Dividing Range

Friday 10 January 2025 to Sunday 27 April 2025 (DAILY event)

Overview

Taking its title from that of a featured work by North-East Victoria-based artist Kim Westcott, Dividing Range brings together a selection of photographs, prints and paintings from the Museum’s…

Taking its title from that of a featured work by North-East Victoria-based artist Kim Westcott, Dividing Range brings together a selection of photographs, prints and paintings from the Museum’s collection loosely connected by their explorations of human relationships to light, ways of seeing and the environment.
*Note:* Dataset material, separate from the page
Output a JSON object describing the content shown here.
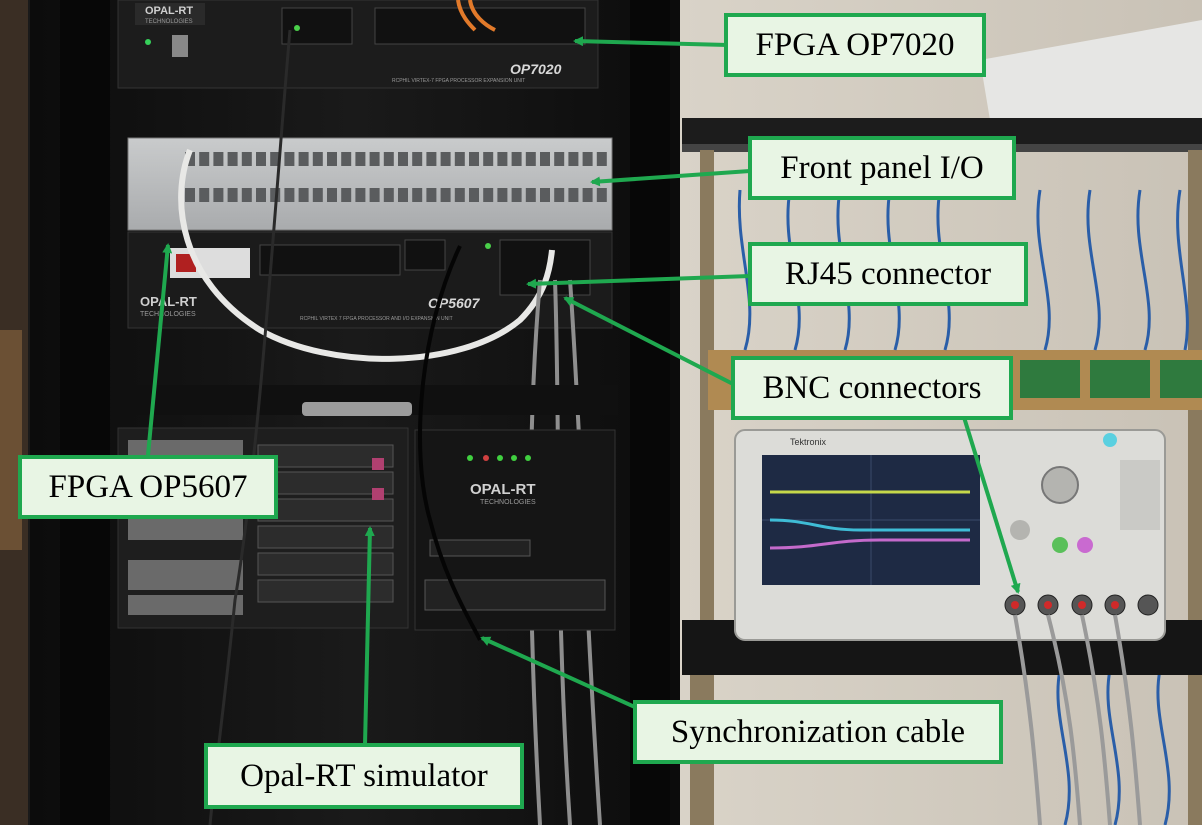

In the entry space, a 1969 abstract painting by Robin Wallace-Crabbe flaring yellow sits between more recent large-scale photographic works by James Farley and Justine Varga produced through direct exposure and physical marking of photographic paper and film. These are counterpointed by a small photograph by Mark Hinderaker of a thermonuclear explosion pictured on a television screen, a microscopic image of plant pollen by Stephanie Valentin and Silvi Glattauer’s moonlit still-life.

At the heart of the exhibition works by Gloria Petyarre, Fiona Hall, Marion Hardman, and Ingeborg Tyssen convey intimate relationships with place and flora.

In the final section larger photographic works by Brook Garru Andrew, Mark Kimber, Sam Shmith and Amanda Williams illustrate ways in which Western ideas of grand and sublime landscapes are harnessed or referenced for rhetorical purposes by artists. These are augmented by urban-inspired works by Robert Jacks and David Jolly.